Settypes
Het settype bepaalt je resultaat, welk soort lijst je krijgt. Elke regel van een settype komt overeen met een entiteit uit een bepaalde tabel. Dat is belangrijk voor tellingen en het combineren van verschillende tabellen (door een ander Rub type te kiezen dan het settype).
Elk settype heeft zijn eigen bereik. De meeste settypes zijn beperkt tot je eigen instantie, behalve de settypes Titels en Financiële Posten. Wanneer je werkt in deze settypes beperk je je selectie best steeds door je eigen instantie toe te voegen als selectieregel.
Combineren
Je kan een bepaald settype combineren met een rubriek type van een andere tabel:
Achterliggend worden de combinaties gemaakt op een gemeenschappelijke parameter zoals titelnummer, exemplaar-id en actor-id.
Logische combinaties zijn bijvoorbeeld:
- Klanten en Financiële Posten
- Titels en Exemplaren
Voor alle andere combinaties moet je logische waarden combineren. Bijvoorbeeld:
- Exemplaren en Berichten: werkt enkel voor berichten die betrekking hebben op exemplaren zoals herinneringen en materiaalvergoedingsnota’s.
- Klanten en Berichten: werkt enkel voor berichten die betrekking hebben op bijvoorbeeld het lidmaatschap van de klant (CAE).
- Exemplaren en Reserveringen: werkt enkel voor reserveringen die in behandeling zijn of afgehandeld zijn (alles behalve de status A actief).
Daarnaast zijn er een aantal mechanismen in Wise waar je ook rekening mee dient te houden:
- Wanneer de optie voor het bijhouden van leenhistoriek uit staat, wordt na 90 dagen het actor_id gepseudonimiseerd (owv GDPR). Hierdoor verdwijnt de link tussen de klant en de logfile. Dit zorgt ervoor dat de rubrieken Klanten en Logfile niet kunnen gecombineerd worden omdat ze een vertekend beeld geven.
- De actor-id bij exemplaren is altijd de laatste lener: de combinatie Klanten/Exemplaren is dus enkel bruikbaar wanneer het gaat om uitgeleende exemplaren.
- Wanneer klanten een reservering plaatsen is dat steeds een titelreservering, dat betekent dat actieve, nog niet gehonoreerde reserveringen enkel terug te vinden zijn via de tabel van de Titels.

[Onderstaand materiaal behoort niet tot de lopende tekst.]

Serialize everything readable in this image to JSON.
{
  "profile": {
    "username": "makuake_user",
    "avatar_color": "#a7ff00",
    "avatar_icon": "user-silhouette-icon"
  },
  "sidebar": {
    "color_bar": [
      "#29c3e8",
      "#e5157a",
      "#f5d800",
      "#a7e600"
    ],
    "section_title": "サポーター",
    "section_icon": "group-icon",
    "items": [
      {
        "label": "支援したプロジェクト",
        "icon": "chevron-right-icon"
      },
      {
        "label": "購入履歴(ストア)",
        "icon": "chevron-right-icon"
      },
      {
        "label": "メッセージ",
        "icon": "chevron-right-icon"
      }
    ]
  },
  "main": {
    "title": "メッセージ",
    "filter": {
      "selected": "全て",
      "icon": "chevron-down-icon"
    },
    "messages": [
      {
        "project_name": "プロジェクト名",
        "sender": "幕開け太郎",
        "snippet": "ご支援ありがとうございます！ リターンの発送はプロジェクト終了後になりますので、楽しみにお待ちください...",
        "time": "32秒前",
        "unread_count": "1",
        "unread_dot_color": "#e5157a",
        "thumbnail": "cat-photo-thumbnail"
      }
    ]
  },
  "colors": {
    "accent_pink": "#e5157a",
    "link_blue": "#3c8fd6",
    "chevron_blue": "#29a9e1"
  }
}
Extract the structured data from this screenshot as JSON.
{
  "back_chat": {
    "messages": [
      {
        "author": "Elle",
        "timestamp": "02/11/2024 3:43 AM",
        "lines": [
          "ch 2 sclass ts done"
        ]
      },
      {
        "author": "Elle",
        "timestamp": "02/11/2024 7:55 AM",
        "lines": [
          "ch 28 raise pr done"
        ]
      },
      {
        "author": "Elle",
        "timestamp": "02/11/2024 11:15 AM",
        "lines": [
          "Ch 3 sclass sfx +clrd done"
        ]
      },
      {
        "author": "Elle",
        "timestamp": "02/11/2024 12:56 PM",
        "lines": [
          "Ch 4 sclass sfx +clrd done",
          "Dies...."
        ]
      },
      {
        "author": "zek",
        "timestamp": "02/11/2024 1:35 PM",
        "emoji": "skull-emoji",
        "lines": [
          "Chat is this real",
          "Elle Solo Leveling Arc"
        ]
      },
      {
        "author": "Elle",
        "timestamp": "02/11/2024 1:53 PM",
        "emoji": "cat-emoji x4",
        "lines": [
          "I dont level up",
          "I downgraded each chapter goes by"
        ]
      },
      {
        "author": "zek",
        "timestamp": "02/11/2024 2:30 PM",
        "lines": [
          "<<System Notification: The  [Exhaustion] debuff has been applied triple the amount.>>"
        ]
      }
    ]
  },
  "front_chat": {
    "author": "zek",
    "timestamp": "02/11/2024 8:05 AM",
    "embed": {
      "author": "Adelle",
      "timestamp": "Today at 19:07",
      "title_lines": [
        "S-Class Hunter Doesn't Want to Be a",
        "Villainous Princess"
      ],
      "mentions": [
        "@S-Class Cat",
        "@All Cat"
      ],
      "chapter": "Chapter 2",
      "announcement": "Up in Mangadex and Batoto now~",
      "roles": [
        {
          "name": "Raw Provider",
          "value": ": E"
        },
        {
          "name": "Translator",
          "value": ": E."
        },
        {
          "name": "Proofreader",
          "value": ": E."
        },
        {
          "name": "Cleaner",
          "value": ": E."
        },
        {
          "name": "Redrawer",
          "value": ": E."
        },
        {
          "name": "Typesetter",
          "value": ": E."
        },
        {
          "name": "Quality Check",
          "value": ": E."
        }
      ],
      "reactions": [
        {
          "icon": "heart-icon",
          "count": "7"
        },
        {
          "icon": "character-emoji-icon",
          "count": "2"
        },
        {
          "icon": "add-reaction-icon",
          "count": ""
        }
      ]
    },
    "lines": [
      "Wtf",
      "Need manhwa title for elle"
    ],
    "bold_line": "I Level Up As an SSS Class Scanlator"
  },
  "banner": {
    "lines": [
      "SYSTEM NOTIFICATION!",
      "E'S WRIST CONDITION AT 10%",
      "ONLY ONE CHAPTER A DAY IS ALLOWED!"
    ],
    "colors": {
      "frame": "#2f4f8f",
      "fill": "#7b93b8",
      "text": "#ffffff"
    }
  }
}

- De waarden van de verschillende settypes: Exemplaren, Titels en Klanten bevatten waarden van op het moment van het uitvoeren van de selectie. Enkel met Logfile kan je waarden selecteren die geldig waren op het moment van de transactie. Bijvoorbeeld de waarde Abonnementsnummer komt zowel voor bij Klanten als bij Logfile. Bij Klanten gaat het over klanten die nu op het moment van de selectie een bepaald abonnement hebben, in Logfile gaat het over klanten die op het moment van een bepaalde transactie (die je definieert in een andere selectieregel) een bepaald abonnement hadden. Idem voor de waarden plaatsing en materiaal: ook dat zijn de waarden van het exemplaar op moment van de transactie in Logfile. Bij Exemplaren zijn deze waarden de waarden zoals ze zijn op het moment van de selectie.